If the management allowed the employee to work during illness, often Employees write a job application of the following type:

“Due to the deterioration of my health, I was issued a sick leave sheet No. ... for the period from 04/05/2017 to 04/13/2017. In fact, I was present at work on April 7, 8, 10, 2017.

Please consider these 3 days as working days and charge for them based on the salary. I ask you to consider the remaining days as sick days and pay benefits, according to the disability certificate.

This statement can be considered an additional document, because according to Article 100 of the Labor Code of the Russian Federation, the internal labor regulations, as well as paragraph 3 of Article 37 of the Constitution of the Russian Federation, the very fact of labor activity is considered the basis for calculating and paying wages.

IMPORTANT! When making a report card, turnouts mark the days of going to work, the rest of the days - days of sick leave. The sick leave notes the days of absence due to illness.

In cases where the days of going to work were dispersed throughout the entire sick leave period, in addition to the sheet, in the calculation of benefits, it is necessary to explain for which specific days it is necessary to make an accrual.

Such payments are considered reasonable, as they are used to pay for work, so there should not be any difficulties with inclusion in tax expenses.

What to do if an employee left the sheet ahead of schedule?

According to the law, only the attending physician can close the sick leave before the due date. based on the health status of the patient.

If an employee, due to various circumstances, is forced to go to work a day before the closing of the sick leave, the employer may recognize the reason for leaving as valid and not launch a legal mechanism to reduce benefits. In agreement with the management, the employee can write a statement of this kind:

“Having a certificate of incapacity for work No. ..., for the period from 25.03 to 5.04, in fact, I started work on 4.04. In connection with this situation, I ask you to consider 4.04 as a working day.

In the report card, put down the appearance of the employee on that day, and in the disability certificate in the column “Benefit due for the period: ...” do not include the dates 4.04 and 5.04 for the payment of benefits.

What if the boss makes you work during treatment?

Obviously, it is impossible to force an employee to go to work from a sick leave (Article 5.27 of the Code of Administrative Offenses of the Russian Federation). In the event of disputes in the field of coercion to work, a worker who is undergoing treatment may apply to the labor inspectorate with a statement (complaint), which may lead to further penalties on the employer.

Many are afraid of possible dismissal if they refuse to go to work, but even here the law is in favor of the sick person. says that it is impossible to dismiss an employee during a period of temporary incapacity for work. Forcing the employer to sign the employee's letter of resignation, in this case, may serve as an appeal to the prosecutor's office.
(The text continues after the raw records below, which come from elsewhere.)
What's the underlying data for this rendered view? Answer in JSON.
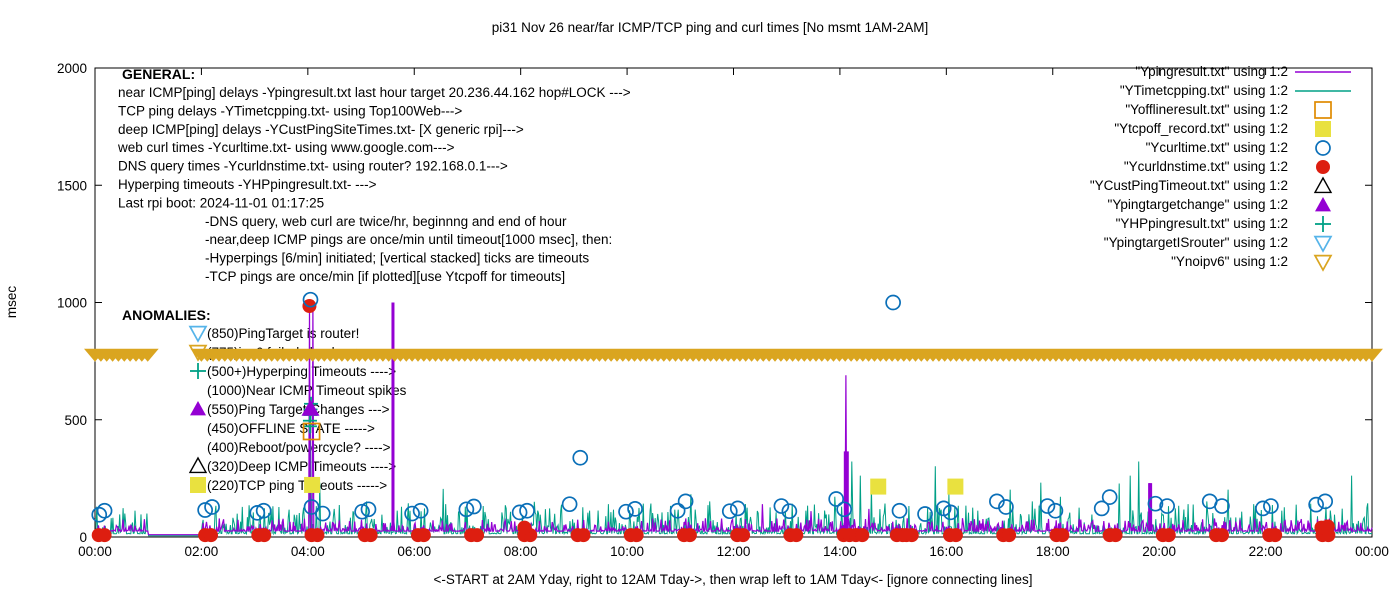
{
  "chart_data": {
    "type": "line",
    "title": "pi31 Nov 26  near/far ICMP/TCP ping and curl times [No msmt 1AM-2AM]",
    "xlabel": "<-START at 2AM Yday, right to 12AM Tday->, then wrap left to 1AM Tday<- [ignore connecting lines]",
    "ylabel": "msec",
    "ylim": [
      0,
      2000
    ],
    "yticks": [
      0,
      500,
      1000,
      1500,
      2000
    ],
    "xlim_hours": [
      0,
      24
    ],
    "xtick_hours": [
      0,
      2,
      4,
      6,
      8,
      10,
      12,
      14,
      16,
      18,
      20,
      22,
      24
    ],
    "xtick_labels": [
      "00:00",
      "02:00",
      "04:00",
      "06:00",
      "08:00",
      "10:00",
      "12:00",
      "14:00",
      "16:00",
      "18:00",
      "20:00",
      "22:00",
      "00:00"
    ],
    "grid": "off",
    "legend_position": "top-right",
    "legend": [
      {
        "label": "\"Ypingresult.txt\" using 1:2",
        "marker": "line",
        "color": "#9400D3"
      },
      {
        "label": "\"YTimetcpping.txt\" using 1:2",
        "marker": "line",
        "color": "#00A086"
      },
      {
        "label": "\"Yofflineresult.txt\" using 1:2",
        "marker": "square-open",
        "color": "#E08A00"
      },
      {
        "label": "\"Ytcpoff_record.txt\" using 1:2",
        "marker": "square",
        "color": "#E9E13F"
      },
      {
        "label": "\"Ycurltime.txt\" using 1:2",
        "marker": "circle-open",
        "color": "#0A6FB8"
      },
      {
        "label": "\"Ycurldnstime.txt\" using 1:2",
        "marker": "circle",
        "color": "#DD1E10"
      },
      {
        "label": "\"YCustPingTimeout.txt\" using 1:2",
        "marker": "tri-open",
        "color": "#000000"
      },
      {
        "label": "\"Ypingtargetchange\" using 1:2",
        "marker": "tri",
        "color": "#9400D3"
      },
      {
        "label": "\"YHPpingresult.txt\" using 1:2",
        "marker": "plus",
        "color": "#00A086"
      },
      {
        "label": "\"YpingtargetISrouter\" using 1:2",
        "marker": "tridown-open",
        "color": "#56B4E9"
      },
      {
        "label": "\"Ynoipv6\" using 1:2",
        "marker": "tridown-open",
        "color": "#DAA520"
      }
    ],
    "annotations": {
      "general": {
        "heading": "GENERAL:",
        "lines": [
          "near ICMP[ping] delays -Ypingresult.txt last hour target 20.236.44.162 hop#LOCK --->",
          "TCP ping delays -YTimetcpping.txt- using Top100Web--->",
          "deep ICMP[ping] delays -YCustPingSiteTimes.txt- [X generic rpi]--->",
          "web curl times -Ycurltime.txt- using www.google.com--->",
          "DNS query times -Ycurldnstime.txt- using router? 192.168.0.1--->",
          "Hyperping timeouts -YHPpingresult.txt- --->",
          "Last rpi boot: 2024-11-01 01:17:25"
        ],
        "notes": [
          "-DNS query, web curl are twice/hr, beginnng and end of hour",
          "-near,deep ICMP pings are once/min until timeout[1000 msec], then:",
          " -Hyperpings [6/min] initiated; [vertical stacked] ticks are timeouts",
          "-TCP pings are once/min [if plotted][use Ytcpoff for timeouts]"
        ]
      },
      "anomalies": {
        "heading": "ANOMALIES:",
        "items": [
          {
            "marker": "tridown-open",
            "color": "#56B4E9",
            "text": "(850)PingTarget is router!"
          },
          {
            "marker": "tridown-open",
            "color": "#DAA520",
            "text": "(775)ipv6 failed check --->"
          },
          {
            "marker": "plus",
            "color": "#00A086",
            "text": "(500+)Hyperping Timeouts ---->"
          },
          {
            "marker": "none",
            "color": "#000000",
            "text": "(1000)Near ICMP Timeout spikes"
          },
          {
            "marker": "tri",
            "color": "#9400D3",
            "text": "(550)Ping Target Changes --->"
          },
          {
            "marker": "none",
            "color": "#000000",
            "text": "(450)OFFLINE STATE ----->"
          },
          {
            "marker": "none",
            "color": "#000000",
            "text": "(400)Reboot/powercycle? ---->"
          },
          {
            "marker": "tri-open",
            "color": "#000000",
            "text": "(320)Deep ICMP Timeouts ---->"
          },
          {
            "marker": "square",
            "color": "#E9E13F",
            "text": "(220)TCP ping Timeouts ----->"
          }
        ]
      }
    },
    "series": {
      "ping_line": {
        "name": "Ypingresult.txt",
        "color": "#9400D3",
        "baseline_msec": 25,
        "noise_amp": 55,
        "seed": 11,
        "spikes": [
          [
            2.04,
            60
          ],
          [
            4.03,
            980
          ],
          [
            4.09,
            980
          ],
          [
            5.6,
            1000
          ],
          [
            12.55,
            140
          ],
          [
            13.45,
            110
          ],
          [
            14.12,
            690
          ],
          [
            14.55,
            120
          ],
          [
            16.3,
            80
          ],
          [
            19.83,
            230
          ],
          [
            22.6,
            70
          ]
        ],
        "thick_spikes": [
          [
            5.6,
            1000,
            3
          ],
          [
            14.12,
            365,
            5
          ],
          [
            19.83,
            230,
            4
          ]
        ]
      },
      "tcp_line": {
        "name": "YTimetcpping.txt",
        "color": "#00A086",
        "baseline_msec": 14,
        "noise_amp": 130,
        "seed": 7,
        "spikes": [
          [
            0.3,
            80
          ],
          [
            0.7,
            62
          ],
          [
            2.25,
            100
          ],
          [
            2.6,
            82
          ],
          [
            3.1,
            92
          ],
          [
            3.45,
            128
          ],
          [
            4.05,
            510
          ],
          [
            4.23,
            232
          ],
          [
            4.5,
            120
          ],
          [
            5.1,
            152
          ],
          [
            5.4,
            95
          ],
          [
            6.2,
            122
          ],
          [
            6.55,
            205
          ],
          [
            6.85,
            95
          ],
          [
            7.3,
            132
          ],
          [
            7.65,
            105
          ],
          [
            8.25,
            150
          ],
          [
            8.55,
            122
          ],
          [
            9.3,
            112
          ],
          [
            9.65,
            140
          ],
          [
            10.3,
            142
          ],
          [
            10.65,
            105
          ],
          [
            11.2,
            182
          ],
          [
            11.55,
            152
          ],
          [
            12.25,
            125
          ],
          [
            12.8,
            105
          ],
          [
            13.1,
            142
          ],
          [
            13.9,
            172
          ],
          [
            14.22,
            322
          ],
          [
            14.38,
            262
          ],
          [
            14.6,
            212
          ],
          [
            15.3,
            132
          ],
          [
            15.8,
            302
          ],
          [
            16.05,
            182
          ],
          [
            16.5,
            125
          ],
          [
            17.2,
            202
          ],
          [
            17.62,
            152
          ],
          [
            17.78,
            232
          ],
          [
            18.15,
            172
          ],
          [
            18.5,
            125
          ],
          [
            19.25,
            228
          ],
          [
            19.45,
            262
          ],
          [
            19.62,
            322
          ],
          [
            20.3,
            122
          ],
          [
            20.9,
            152
          ],
          [
            21.3,
            202
          ],
          [
            21.8,
            132
          ],
          [
            22.3,
            112
          ],
          [
            22.85,
            142
          ],
          [
            23.3,
            95
          ],
          [
            23.62,
            262
          ],
          [
            23.9,
            125
          ]
        ]
      },
      "offline_squares": {
        "name": "Yofflineresult.txt",
        "color": "#E08A00",
        "points": [
          [
            4.07,
            450
          ]
        ]
      },
      "tcpoff_squares": {
        "name": "Ytcpoff_record.txt",
        "color": "#E9E13F",
        "points": [
          [
            4.08,
            222
          ],
          [
            14.72,
            215
          ],
          [
            16.17,
            215
          ]
        ]
      },
      "curl_circles": {
        "name": "Ycurltime.txt",
        "color": "#0A6FB8",
        "points": [
          [
            0.08,
            95
          ],
          [
            0.18,
            112
          ],
          [
            2.07,
            115
          ],
          [
            2.2,
            128
          ],
          [
            3.05,
            103
          ],
          [
            3.17,
            112
          ],
          [
            4.05,
            1012
          ],
          [
            4.07,
            128
          ],
          [
            4.28,
            100
          ],
          [
            5.02,
            108
          ],
          [
            5.14,
            118
          ],
          [
            5.96,
            100
          ],
          [
            6.12,
            112
          ],
          [
            6.98,
            118
          ],
          [
            7.12,
            130
          ],
          [
            7.98,
            105
          ],
          [
            8.12,
            112
          ],
          [
            8.92,
            140
          ],
          [
            9.12,
            338
          ],
          [
            9.98,
            108
          ],
          [
            10.15,
            120
          ],
          [
            10.95,
            112
          ],
          [
            11.1,
            152
          ],
          [
            11.93,
            110
          ],
          [
            12.08,
            122
          ],
          [
            12.9,
            132
          ],
          [
            13.05,
            110
          ],
          [
            13.93,
            162
          ],
          [
            14.08,
            118
          ],
          [
            15.0,
            1000
          ],
          [
            15.12,
            112
          ],
          [
            15.6,
            98
          ],
          [
            15.95,
            122
          ],
          [
            16.08,
            105
          ],
          [
            16.95,
            152
          ],
          [
            17.12,
            128
          ],
          [
            17.9,
            132
          ],
          [
            18.05,
            112
          ],
          [
            18.92,
            122
          ],
          [
            19.07,
            170
          ],
          [
            19.93,
            142
          ],
          [
            20.15,
            132
          ],
          [
            20.95,
            152
          ],
          [
            21.18,
            132
          ],
          [
            21.95,
            122
          ],
          [
            22.1,
            132
          ],
          [
            22.95,
            138
          ],
          [
            23.12,
            152
          ]
        ]
      },
      "dns_dots": {
        "name": "Ycurldnstime.txt",
        "color": "#DD1E10",
        "pair_hours": [
          0,
          2,
          3,
          4,
          5,
          6,
          7,
          8,
          9,
          10,
          11,
          12,
          13,
          14,
          15,
          16,
          17,
          18,
          19,
          20,
          21,
          22,
          23
        ],
        "pair_msec": 8,
        "extra_points": [
          [
            4.03,
            985
          ],
          [
            8.07,
            40
          ],
          [
            14.3,
            8
          ],
          [
            14.42,
            8
          ],
          [
            15.25,
            8
          ],
          [
            15.35,
            8
          ],
          [
            23.05,
            40
          ],
          [
            23.17,
            45
          ]
        ]
      },
      "targetchange_triangles": {
        "name": "Ypingtargetchange",
        "color": "#9400D3",
        "points": [
          [
            4.05,
            548
          ]
        ]
      },
      "hyperping_plus": {
        "name": "YHPpingresult.txt",
        "color": "#00A086",
        "points": [
          [
            4.04,
            472
          ],
          [
            4.04,
            496
          ],
          [
            4.05,
            520
          ],
          [
            4.05,
            544
          ],
          [
            4.06,
            568
          ]
        ]
      },
      "noipv6_band": {
        "name": "Ynoipv6",
        "color": "#DAA520",
        "y_msec": 775,
        "ranges_hours": [
          [
            0,
            1
          ],
          [
            2,
            24
          ]
        ]
      }
    }
  }
}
If the manager's call was more of an informal request, backed up by the promise of rewards, employees sometimes go to work. As a reward, the employer may provide a bonus or time off.

Conclusion

Do not forget that going to work during treatment is considered non-compliance with the treatment regimen and is illegal under the labor code. Therefore, it can lead to certain problems for both the employee and the employer.

Therefore, the best solution for an employee during sick leave is to stay at home until he is fully recovered and get back to work with renewed vigor.